Offshore, out of sight, out of order

My fifth call of the month from an offshore financial adviser. These are the people who lurk outside the highly regulated ambit of UK financial services industry legislation, in just about every place where Britons work abroad – Hong Kong, Dubai, Guernsey, Malta, most major European capitals.

What’s wrong with them? Well, how long have you got? They’re usually unqualified, mostly paid by commission so hugely incentivised to sell unsuitable, cost-loaded products. Oh, and they’re also unregulated. Or at least not registered to give financial advice – with no onshore financial regulator bothered enough about checking up on what they do. In some countries it’s worse – they’re often self-regulated. All of which amounts to much the same thing: there’s no protection available for consumers when it all goes wrong. And it does go wrong, frequently.

Many of these firms sail close to the wind, some too close, meaning that when the lax regulators do eventually catch up with them, they often shut up shop and move, leaving customers out of pocket.

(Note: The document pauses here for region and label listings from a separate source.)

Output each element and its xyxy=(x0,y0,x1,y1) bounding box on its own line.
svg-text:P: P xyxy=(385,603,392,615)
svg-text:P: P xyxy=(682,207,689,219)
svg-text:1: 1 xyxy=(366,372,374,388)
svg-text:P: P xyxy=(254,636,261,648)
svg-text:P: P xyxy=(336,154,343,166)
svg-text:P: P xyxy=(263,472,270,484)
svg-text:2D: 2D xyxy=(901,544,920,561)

Fines are seen as an occupational hazard – in the same way, perhaps, that career criminals view prison.

How to spot these firms is almost an art in itself. They love old-fashioned English names that sound similar to long-established British firms (it’s no coincidence, they intend you to confuse them).

Their advertising is often tilted at the opposition (“we’re nothing like them”), and they bleat about their “valuable” qualifications (most of which aren’t worth the paper they’re printed on, having been obtained literally by correspondence course or attendance at something resembling a half-day seminar).

With regulatory run-ins a permanent feature of their business model these firms lurk offshore, operate out of sight of any regulators worth their salt, and are bang out of order – their advice is costly, dangerous and ought to come with the financial services industry equivalent of a cigarette packet-style health warning.